As for whether he himself regrets any of his past writings and if they may have contributed to the resentment a number of conservatives feel, Wigderson said he wishes he could go back about a decade and push back on the birther movement that claimed former president Barack Obama was not born in the United States.
"I never advertised that theory, I never promoted that theory but at the same time, I probably should've done more to criticize that theory," Wigderson said. "We can draw a direct line from that to the current paranoid political theories that are out there right now in the Republican Party."
Wisconsin Republican Seek to Change Absentee Voting Rules
GOP lawmakers this past week were circulating a total of ten proposals that would place new restrictions on how people are able to vote in Wisconsin. Most of the proposed bills put new rules in place for how voters obtain and submit absentee ballots.
The measures would require voters to provide proof of ID every time they seek to vote absentee, force people seeking 'indefinite confinement' status to show proof from a medical professional every two years, limit where voters can get an absentee ballot, and provide additional paperwork for those seeking to vote early in-person.
The language restricting the use of indefinite confinement was especially troubling to advocates for the disability community.
"Many voters with disabilities and voters who are elderly are apprehensive to use that option, even though it's perfectly legitimate," said Denise Jess, CEO of the Wisconsin Council of the Blind & Visually Impaired.

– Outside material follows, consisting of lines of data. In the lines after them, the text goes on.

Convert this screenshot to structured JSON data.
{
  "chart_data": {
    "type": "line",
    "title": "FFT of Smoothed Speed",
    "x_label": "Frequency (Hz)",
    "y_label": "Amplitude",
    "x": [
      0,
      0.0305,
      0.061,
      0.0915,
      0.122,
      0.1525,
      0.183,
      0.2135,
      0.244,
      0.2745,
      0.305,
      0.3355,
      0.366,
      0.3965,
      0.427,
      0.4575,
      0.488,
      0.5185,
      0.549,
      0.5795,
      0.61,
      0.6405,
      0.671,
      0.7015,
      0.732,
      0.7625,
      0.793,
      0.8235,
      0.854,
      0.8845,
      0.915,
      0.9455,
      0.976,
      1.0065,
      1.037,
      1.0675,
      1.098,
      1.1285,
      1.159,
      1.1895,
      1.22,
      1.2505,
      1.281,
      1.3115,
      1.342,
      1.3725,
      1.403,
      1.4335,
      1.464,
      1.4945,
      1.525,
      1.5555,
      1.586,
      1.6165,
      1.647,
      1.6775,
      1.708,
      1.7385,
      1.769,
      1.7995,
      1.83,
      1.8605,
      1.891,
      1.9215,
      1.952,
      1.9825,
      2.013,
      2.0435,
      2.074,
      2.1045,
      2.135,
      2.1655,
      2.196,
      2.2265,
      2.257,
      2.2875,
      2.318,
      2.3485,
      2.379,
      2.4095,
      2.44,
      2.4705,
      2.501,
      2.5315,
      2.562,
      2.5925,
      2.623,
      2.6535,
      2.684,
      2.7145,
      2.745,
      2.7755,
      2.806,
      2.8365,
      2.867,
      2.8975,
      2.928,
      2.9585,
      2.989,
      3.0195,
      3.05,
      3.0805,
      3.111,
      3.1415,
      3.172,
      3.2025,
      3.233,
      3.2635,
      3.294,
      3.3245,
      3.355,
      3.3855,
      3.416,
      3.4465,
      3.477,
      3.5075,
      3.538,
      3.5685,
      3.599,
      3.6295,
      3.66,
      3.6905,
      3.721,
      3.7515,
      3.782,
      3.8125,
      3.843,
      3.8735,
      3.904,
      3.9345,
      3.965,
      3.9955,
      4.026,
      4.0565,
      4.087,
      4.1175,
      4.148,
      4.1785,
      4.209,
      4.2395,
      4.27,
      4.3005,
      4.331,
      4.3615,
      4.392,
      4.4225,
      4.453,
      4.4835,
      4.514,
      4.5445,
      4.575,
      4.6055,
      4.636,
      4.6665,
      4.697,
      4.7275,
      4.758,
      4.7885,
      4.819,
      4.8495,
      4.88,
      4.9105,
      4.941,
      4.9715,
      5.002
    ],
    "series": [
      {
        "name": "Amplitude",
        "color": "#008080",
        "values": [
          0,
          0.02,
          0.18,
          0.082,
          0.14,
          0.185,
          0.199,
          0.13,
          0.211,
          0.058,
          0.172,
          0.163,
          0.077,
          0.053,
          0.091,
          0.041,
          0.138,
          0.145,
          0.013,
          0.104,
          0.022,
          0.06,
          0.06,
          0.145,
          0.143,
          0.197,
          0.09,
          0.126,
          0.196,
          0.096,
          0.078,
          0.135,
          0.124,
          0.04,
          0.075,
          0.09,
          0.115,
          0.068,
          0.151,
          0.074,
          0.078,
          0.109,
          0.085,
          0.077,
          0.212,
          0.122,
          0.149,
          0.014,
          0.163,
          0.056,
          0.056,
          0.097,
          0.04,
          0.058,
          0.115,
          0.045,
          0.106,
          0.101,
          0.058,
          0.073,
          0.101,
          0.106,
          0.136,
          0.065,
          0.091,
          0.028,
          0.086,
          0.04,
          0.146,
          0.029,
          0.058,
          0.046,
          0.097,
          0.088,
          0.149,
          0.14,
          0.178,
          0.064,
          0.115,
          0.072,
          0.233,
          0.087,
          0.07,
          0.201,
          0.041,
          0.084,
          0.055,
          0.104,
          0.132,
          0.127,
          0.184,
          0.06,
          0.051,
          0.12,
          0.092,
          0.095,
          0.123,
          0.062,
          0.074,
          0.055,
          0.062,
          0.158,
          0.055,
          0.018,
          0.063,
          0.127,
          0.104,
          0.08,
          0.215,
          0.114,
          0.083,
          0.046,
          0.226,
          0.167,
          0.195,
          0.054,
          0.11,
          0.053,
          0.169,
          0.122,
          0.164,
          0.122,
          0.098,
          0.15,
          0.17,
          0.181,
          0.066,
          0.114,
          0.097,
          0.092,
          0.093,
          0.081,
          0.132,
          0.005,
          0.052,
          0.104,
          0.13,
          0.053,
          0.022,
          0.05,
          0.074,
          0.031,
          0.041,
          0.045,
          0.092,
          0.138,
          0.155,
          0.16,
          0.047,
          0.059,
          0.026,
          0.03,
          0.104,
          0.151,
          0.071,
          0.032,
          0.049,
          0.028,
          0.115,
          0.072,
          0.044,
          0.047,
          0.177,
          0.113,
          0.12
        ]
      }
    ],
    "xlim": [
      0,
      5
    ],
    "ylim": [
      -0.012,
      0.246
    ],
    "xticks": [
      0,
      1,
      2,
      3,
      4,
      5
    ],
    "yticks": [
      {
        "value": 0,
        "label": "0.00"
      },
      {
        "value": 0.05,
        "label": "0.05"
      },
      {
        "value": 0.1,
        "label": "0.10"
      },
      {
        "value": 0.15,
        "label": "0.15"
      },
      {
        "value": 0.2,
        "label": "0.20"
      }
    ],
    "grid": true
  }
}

Jess said she believed aside from 2020, when use of the provision allowing voters to avoid presenting a photo ID rose dramatically statewide amid the pandemic, voters with disabilities were more likely to not apply for status even though they qualified.
"People get really nervous about it. They get apprehensive about whether they are considered indefinitely confined, if they get out to go to church or go to the grocery, does that count as indefinitely confined," Jess said. "So we know that, in general, our populations may underutilize that very important provision."
Republican sponsors of the bill said the measures would remove any doubts about the secure use of absentee voting.
Democratic Governor Tony Evers has indicated he will veto any bills he believes would make it unnecessarily more difficult for people to vote.